In Paris this week on an official visit, Azerbaijan’s autocratic President Ilham Aliyev has already scored one photo op. Anyone reading yesterday’s Azeri media could see dozens of photos of Aliyev posing with leaders of top French companies, including Airbus, Suez, and Credit Agricole.
Today, President Hollande will receive President Aliyev and host an official dinner at Palais de l’Elysee. Again, Parisian photo ops abound. But amid the flashing cameras, one has to wonder where Azerbaijan’s repression of critics and the jailing of opponents fits in the new relationship between Paris and Baku?
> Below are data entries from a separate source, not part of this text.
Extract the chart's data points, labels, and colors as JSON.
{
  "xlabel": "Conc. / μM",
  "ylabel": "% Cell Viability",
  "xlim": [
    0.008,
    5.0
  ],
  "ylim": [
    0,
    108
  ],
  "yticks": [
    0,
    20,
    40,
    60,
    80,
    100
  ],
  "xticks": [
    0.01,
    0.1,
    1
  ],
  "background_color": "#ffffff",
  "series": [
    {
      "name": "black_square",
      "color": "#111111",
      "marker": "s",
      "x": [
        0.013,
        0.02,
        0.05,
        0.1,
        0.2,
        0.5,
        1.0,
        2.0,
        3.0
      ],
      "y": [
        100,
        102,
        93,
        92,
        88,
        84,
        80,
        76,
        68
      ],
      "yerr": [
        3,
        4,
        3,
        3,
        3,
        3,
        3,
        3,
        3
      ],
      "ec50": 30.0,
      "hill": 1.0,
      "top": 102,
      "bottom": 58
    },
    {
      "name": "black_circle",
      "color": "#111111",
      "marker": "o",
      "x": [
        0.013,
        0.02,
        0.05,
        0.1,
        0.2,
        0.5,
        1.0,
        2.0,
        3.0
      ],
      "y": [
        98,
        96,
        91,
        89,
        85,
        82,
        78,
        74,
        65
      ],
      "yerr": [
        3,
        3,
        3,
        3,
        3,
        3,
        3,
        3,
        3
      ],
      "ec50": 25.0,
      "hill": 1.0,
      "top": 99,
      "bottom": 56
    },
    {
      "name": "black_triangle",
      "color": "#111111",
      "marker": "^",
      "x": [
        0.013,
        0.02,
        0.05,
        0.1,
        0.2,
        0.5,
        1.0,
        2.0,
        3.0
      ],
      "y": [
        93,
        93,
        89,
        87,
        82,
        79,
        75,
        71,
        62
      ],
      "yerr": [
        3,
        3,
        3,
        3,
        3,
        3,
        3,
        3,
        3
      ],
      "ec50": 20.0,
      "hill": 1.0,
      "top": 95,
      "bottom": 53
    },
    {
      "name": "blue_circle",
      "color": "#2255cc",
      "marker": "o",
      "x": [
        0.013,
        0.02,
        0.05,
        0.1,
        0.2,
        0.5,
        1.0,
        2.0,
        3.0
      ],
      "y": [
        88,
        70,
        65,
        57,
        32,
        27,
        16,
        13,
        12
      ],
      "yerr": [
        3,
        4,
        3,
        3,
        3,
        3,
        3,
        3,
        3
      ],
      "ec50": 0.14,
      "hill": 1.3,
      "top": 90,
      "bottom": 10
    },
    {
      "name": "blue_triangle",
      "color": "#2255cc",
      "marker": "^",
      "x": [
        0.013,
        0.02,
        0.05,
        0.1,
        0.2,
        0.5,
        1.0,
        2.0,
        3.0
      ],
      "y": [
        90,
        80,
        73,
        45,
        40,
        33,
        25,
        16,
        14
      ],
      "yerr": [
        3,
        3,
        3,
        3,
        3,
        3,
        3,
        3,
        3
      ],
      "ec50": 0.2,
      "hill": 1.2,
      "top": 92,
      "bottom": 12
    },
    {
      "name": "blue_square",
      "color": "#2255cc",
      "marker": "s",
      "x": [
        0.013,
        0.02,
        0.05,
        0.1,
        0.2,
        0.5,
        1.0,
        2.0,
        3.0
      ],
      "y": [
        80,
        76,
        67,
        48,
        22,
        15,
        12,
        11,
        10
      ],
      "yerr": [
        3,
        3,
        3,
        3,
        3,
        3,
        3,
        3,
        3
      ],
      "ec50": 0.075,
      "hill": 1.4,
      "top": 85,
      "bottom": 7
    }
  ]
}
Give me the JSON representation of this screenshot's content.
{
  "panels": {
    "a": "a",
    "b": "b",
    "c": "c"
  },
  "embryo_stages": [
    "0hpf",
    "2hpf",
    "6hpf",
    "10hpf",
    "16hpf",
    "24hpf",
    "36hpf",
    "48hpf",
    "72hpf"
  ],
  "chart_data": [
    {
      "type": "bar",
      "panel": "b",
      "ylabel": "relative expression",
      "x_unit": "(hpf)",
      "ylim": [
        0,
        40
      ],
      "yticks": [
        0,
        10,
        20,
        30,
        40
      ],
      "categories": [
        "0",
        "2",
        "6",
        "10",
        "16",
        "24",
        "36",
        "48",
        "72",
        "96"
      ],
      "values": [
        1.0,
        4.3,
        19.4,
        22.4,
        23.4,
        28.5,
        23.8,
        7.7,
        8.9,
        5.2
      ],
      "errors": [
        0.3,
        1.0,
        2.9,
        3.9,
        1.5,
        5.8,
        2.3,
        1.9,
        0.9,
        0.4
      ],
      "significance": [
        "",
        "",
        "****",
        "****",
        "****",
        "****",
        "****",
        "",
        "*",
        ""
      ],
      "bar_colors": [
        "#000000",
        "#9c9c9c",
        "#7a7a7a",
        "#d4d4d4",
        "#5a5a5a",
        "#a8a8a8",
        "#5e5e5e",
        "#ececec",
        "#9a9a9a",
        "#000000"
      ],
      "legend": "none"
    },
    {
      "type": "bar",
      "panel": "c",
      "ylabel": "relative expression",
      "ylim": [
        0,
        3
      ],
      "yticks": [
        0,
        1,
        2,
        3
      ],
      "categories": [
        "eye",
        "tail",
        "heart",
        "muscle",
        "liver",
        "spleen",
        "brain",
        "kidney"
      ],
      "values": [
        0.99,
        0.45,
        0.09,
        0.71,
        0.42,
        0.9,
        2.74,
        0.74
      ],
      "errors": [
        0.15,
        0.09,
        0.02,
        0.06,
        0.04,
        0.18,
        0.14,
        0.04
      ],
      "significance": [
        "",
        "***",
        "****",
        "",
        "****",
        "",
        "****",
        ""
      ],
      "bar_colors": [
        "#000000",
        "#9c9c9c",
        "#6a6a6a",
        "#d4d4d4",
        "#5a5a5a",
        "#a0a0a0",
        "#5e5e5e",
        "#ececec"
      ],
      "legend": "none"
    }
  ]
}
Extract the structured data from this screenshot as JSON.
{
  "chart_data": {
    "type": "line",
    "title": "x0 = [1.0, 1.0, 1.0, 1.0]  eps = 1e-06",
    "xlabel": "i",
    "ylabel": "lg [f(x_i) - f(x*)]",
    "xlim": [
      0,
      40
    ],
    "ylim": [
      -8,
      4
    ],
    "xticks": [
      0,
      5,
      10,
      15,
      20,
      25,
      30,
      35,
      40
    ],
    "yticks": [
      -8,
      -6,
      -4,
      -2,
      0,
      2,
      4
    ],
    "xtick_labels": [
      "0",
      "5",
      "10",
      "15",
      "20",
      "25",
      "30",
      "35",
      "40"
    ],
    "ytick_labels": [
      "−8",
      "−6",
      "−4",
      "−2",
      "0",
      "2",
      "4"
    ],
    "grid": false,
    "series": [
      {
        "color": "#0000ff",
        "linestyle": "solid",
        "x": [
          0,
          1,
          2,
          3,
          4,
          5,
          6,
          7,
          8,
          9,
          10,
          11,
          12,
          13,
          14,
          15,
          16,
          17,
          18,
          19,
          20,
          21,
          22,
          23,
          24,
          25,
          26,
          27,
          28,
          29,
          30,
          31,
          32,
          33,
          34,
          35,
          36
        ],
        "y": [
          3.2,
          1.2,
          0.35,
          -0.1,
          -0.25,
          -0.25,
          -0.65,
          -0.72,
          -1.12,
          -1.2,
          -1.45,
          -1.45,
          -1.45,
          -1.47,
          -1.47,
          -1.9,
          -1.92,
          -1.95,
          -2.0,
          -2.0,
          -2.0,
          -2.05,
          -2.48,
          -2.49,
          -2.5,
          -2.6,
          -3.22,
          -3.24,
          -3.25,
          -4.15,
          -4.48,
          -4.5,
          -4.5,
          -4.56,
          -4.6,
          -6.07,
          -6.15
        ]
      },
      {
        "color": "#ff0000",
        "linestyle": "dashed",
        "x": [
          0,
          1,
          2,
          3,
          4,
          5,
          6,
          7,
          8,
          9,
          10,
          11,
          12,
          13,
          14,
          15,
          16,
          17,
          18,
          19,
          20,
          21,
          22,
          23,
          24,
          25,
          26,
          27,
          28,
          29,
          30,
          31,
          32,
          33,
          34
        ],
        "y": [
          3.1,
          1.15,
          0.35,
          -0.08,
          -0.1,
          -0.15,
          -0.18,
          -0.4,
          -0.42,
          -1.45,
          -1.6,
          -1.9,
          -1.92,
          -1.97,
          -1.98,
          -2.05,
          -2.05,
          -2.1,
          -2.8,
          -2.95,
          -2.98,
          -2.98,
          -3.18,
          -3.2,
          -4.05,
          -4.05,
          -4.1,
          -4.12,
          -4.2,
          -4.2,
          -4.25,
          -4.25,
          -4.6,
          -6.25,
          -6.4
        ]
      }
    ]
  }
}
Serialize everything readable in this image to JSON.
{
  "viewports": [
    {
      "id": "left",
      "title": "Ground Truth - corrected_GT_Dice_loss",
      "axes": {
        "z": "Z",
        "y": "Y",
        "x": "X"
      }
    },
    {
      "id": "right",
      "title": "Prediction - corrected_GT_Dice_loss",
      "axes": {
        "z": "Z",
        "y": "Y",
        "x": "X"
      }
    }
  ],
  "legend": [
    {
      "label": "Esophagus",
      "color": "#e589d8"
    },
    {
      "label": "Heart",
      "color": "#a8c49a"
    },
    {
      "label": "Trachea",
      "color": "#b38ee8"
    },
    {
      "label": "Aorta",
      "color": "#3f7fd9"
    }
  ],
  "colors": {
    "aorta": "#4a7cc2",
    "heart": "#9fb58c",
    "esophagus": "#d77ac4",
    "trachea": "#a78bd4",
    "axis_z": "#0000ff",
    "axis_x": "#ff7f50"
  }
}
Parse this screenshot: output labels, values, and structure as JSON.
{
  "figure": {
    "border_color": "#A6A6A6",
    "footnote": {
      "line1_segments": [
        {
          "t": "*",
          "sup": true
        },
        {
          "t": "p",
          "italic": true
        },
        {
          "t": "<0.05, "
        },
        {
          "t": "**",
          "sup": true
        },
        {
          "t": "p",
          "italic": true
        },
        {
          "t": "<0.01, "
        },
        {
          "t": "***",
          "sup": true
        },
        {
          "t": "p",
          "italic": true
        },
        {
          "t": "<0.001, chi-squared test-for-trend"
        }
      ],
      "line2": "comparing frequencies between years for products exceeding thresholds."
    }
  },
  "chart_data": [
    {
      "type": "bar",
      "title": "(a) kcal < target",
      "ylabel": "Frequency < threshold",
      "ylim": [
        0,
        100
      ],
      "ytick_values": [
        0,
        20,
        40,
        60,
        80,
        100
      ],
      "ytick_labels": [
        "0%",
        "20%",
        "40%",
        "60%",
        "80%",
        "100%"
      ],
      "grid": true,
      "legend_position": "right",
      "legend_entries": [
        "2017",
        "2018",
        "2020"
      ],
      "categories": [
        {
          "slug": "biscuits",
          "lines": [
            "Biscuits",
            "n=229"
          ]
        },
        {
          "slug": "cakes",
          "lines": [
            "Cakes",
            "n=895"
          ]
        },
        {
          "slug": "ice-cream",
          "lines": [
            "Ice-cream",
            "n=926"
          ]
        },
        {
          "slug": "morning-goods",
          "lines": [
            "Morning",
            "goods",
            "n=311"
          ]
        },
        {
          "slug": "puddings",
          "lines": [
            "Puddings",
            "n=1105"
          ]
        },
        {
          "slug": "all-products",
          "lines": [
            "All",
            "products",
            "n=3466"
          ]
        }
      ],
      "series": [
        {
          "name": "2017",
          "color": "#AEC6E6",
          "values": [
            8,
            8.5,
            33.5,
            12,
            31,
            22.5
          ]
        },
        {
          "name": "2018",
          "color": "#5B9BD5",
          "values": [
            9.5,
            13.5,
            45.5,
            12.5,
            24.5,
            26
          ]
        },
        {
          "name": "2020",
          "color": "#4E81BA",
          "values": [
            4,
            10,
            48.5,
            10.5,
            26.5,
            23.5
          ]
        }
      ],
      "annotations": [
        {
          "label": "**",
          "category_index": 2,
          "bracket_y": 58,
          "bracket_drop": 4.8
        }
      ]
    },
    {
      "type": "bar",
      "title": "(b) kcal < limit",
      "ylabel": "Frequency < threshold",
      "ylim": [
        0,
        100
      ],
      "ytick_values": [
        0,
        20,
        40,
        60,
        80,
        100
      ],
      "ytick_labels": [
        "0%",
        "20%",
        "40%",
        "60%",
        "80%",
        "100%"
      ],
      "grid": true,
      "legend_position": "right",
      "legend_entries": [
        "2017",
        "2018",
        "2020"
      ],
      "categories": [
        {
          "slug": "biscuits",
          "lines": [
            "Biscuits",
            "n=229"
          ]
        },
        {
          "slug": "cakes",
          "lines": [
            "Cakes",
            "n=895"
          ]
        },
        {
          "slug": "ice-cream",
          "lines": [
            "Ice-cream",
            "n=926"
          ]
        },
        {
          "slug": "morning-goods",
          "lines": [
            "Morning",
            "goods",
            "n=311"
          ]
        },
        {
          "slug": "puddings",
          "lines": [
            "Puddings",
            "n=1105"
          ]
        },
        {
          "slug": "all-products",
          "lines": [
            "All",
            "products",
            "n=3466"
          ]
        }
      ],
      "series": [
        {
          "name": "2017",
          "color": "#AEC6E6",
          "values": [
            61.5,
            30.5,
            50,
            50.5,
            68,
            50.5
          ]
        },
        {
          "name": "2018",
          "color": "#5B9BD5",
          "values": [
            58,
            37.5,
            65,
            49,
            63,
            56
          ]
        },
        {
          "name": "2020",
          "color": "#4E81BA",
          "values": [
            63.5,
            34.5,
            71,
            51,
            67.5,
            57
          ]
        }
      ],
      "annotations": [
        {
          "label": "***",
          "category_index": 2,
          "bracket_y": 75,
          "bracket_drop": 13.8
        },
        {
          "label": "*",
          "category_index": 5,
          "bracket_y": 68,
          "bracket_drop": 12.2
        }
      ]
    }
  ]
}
In the past few years, Azerbaijani authorities have aggressively gone after the country’s once vibrant civil society, jailing dozens of activists, journalists, and political opponents. It also adopted draconian legislation making it virtually impossible for independent non-governmental organizations to operate.
One year ago, as Azerbaijan’s economy started to suffer from falling oil prices, several of those detained on political grounds were released. That was an important first step, but hopes for progress were short-lived.
Many of those released face travel bans or obstacles to their activities. Dozens are still locked up on political grounds, including opposition activist Ilgar Mammadov, despite repeated calls by the Strasbourg-based Council of Europe for his immediate release. And more activists have been thrown in jail. Recently, one of the country’s most popular journalists and bloggers, Mehman Huseynov, was sentenced to two years in prison for allegedly defaming the police, in response to his brave public denouncement of the police abuses he suffered.
When visiting Paris, Brussels, or other European capitals, President Aliyev hopes to get more business opportunities and investment in Azerbaijan. But he prefers to ignore that the people of Azerbaijan want human rights protections, transparency, and good governance. Those standing up for these values are routinely exposed to attacks and harassment.
Yet what more clear message that Azerbaijan’s crackdown cannot be ignored by potential investors than last week’s decision by the Extractive Industries Transparency Initiative (EITI), an international coalition promoting better governance of resource-rich countries, to suspend Azerbaijan – precisely because of its actions against civil society.
President Hollande should reject a narrative that only finance and economy matter in Azerbaijan. Human rights should be as central to France’s foreign policy as other topics.
Hollande should publicly call for the release of Ilgar Mammadov and all those detained in retaliation for their activism and criticism. A failure to explicitly support human rights principles would be the worst message to those unjustly waiting behind bars.